Пасмурное небо едва пропускает тусклый солнечный свет; Равель, вспугнутый сиренами, которые зычно возвещают снятие с якоря, поднимается на верхнюю палубу судна, чтобы проследить через окна кают-компании за его отплытием. Давящую усталость, на которую он жаловался этим утром в "201-м", как будто разогнало трехголосое пение пароходных гудков, и он вдруг ощущает такую легкость, такой прилив энергии и жизненной силы, что его тянет выйти на свежий воздух. Но длится этот подъем недолго: очень скоро он замерзает без пальто, стягивает на груди полы пиджака и дрожит. Внезапно поднявшийся ветер буквально приваривает одежду к его коже, словно отрицая ее существование, ее назначение. Этот вихрь так яростно обдувает тело, что он чувствует себя голым, и ему удается закурить сигарету лишь после нескольких безуспешных попыток, так как спички гаснут одна за другой. Наконец дело сделано, но теперь и сама "Голуаз", точно в горах, - мимолетное воспоминание о санатории, - теряет привычный вкус: ветер коварно проникает вместе с дымом в легкие Равеля, охлаждая тело уже изнутри, атакуя его со всех сторон, препятствуя дыханию, взлохмачивая волосы, осыпая одежду и запорашивая глаза пеплом сигареты; в общем, бой слишком неравен, и лучше вовремя отступить. Равель возвращается, как и все другие пассажиры, в застекленное помещение и оттуда спокойно наблюдает за маневрами судна, которое грузно разворачивается в Гаврском порту, пересекает, под мычание гудков, гавань и наконец идет во всей своей красе мимо Сент-Адресса и мыса Эв.
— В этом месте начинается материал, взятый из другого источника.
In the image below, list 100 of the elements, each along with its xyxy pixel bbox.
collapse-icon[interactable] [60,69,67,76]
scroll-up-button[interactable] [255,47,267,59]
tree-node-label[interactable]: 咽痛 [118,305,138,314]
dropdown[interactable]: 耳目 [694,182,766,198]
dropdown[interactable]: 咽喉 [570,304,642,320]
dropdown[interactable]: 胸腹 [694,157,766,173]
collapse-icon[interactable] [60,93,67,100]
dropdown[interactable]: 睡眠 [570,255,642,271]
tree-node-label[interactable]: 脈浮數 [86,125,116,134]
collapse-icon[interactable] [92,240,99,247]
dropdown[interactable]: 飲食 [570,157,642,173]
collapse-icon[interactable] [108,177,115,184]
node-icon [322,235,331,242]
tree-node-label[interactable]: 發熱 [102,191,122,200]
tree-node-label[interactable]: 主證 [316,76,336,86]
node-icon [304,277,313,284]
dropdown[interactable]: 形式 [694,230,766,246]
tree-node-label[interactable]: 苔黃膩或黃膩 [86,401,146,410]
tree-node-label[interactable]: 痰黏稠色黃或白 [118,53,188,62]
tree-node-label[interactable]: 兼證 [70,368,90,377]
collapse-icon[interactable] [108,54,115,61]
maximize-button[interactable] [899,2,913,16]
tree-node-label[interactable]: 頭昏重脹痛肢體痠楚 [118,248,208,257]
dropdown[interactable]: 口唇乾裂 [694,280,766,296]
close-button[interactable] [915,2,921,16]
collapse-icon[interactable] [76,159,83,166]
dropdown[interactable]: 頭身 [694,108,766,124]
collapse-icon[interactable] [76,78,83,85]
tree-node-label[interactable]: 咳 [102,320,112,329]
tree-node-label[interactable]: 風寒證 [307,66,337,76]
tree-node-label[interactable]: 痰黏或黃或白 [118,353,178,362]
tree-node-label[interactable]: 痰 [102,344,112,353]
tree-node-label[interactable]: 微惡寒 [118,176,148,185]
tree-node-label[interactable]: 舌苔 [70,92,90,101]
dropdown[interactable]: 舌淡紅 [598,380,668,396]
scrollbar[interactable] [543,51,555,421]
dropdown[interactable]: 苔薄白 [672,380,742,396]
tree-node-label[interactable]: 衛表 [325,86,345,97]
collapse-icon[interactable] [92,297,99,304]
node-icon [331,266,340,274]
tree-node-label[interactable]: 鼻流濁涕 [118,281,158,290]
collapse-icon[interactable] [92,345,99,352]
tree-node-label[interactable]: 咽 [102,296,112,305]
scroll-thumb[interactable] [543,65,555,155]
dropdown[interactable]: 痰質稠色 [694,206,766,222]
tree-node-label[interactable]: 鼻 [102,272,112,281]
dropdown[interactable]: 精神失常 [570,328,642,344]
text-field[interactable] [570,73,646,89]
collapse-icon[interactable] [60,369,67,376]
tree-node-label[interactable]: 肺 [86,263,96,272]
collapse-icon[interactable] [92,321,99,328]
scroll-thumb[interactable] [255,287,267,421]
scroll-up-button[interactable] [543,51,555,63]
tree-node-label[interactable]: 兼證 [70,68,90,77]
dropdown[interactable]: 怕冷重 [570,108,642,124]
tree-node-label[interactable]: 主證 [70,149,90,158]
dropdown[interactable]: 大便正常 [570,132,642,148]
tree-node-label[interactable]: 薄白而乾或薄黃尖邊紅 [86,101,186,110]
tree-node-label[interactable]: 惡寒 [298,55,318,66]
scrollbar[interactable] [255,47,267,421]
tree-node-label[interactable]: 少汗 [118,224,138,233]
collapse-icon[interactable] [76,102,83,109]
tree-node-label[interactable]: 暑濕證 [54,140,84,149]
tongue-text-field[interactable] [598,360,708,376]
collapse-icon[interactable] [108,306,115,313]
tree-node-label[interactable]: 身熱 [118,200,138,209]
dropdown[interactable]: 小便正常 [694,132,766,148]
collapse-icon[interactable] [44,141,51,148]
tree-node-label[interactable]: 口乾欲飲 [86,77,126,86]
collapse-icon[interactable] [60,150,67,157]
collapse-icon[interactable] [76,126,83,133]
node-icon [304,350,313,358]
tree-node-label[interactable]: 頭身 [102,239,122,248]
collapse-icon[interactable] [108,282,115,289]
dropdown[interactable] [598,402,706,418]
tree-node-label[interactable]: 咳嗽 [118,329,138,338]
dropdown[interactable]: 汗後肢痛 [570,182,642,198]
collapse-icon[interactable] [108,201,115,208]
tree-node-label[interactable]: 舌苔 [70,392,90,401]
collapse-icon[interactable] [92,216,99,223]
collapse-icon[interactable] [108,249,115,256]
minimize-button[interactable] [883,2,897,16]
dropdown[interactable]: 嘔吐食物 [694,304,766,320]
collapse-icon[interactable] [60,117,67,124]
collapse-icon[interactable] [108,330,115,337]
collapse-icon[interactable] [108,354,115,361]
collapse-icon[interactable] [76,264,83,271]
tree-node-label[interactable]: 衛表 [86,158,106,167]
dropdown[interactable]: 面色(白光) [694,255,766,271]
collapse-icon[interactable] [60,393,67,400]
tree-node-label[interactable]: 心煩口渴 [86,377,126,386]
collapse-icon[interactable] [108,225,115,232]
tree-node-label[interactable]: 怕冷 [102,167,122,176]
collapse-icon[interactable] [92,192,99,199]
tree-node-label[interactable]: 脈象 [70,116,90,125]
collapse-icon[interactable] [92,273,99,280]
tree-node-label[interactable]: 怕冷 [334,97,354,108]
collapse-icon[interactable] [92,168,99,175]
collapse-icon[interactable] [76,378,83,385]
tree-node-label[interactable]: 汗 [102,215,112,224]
Поскольку корабль вскоре оказывается в открытом море, пассажирам быстро надоедает смотреть на воду. Один за другим они сбегают из застекленного помещения, предпочитая любоваться роскошным убранством "Франции", ее бронзой и розовым деревом, дамастом и позолотой, канделябрами и коврами. Равель же остается на месте, желая как можно дольше созерцать серо-зеленую поверхность, изборожденную эфемерными белыми всплесками, и надеясь - а почему бы и нет? - почерпнуть в этом зрелище мелодическую линию, ритм, лейтмотив. Он прекрасно знает, что так никогда не бывает, что подобным образом ничего не удается создать, что вдохновения не существует, что музыку сочиняют, сидя перед клавиатурой. Но что из того, коли уж ему впервые довелось увидеть океанский простор, отчего бы не попробовать? Увы, ему почти сразу становится ясно, что этот простор не сулит никаких мелодий, и Равеля тоже настигает утомление; тень скуки обостряет его черты, взяв в союзницы вернувшуюся бумерангом усталость, и эти невнятные метафоры также доказывают, что ему невредно было бы немного отдохнуть. Равель ныряет в недра корабля, пускаясь на поиски своего "сьюта"; его почти забавляет сознание, что он может заблудиться в этом ковчеге посреди океана. Наконец он отыскивает каюту и ложится на койку, ожидая захода в Саутгемптон, предусмотренного где-то во второй половине дня, после чего судно снова снимется с якоря и отправится дальше. Вот тогда-то, собственно, и начнется настоящий трансатлантический рейс.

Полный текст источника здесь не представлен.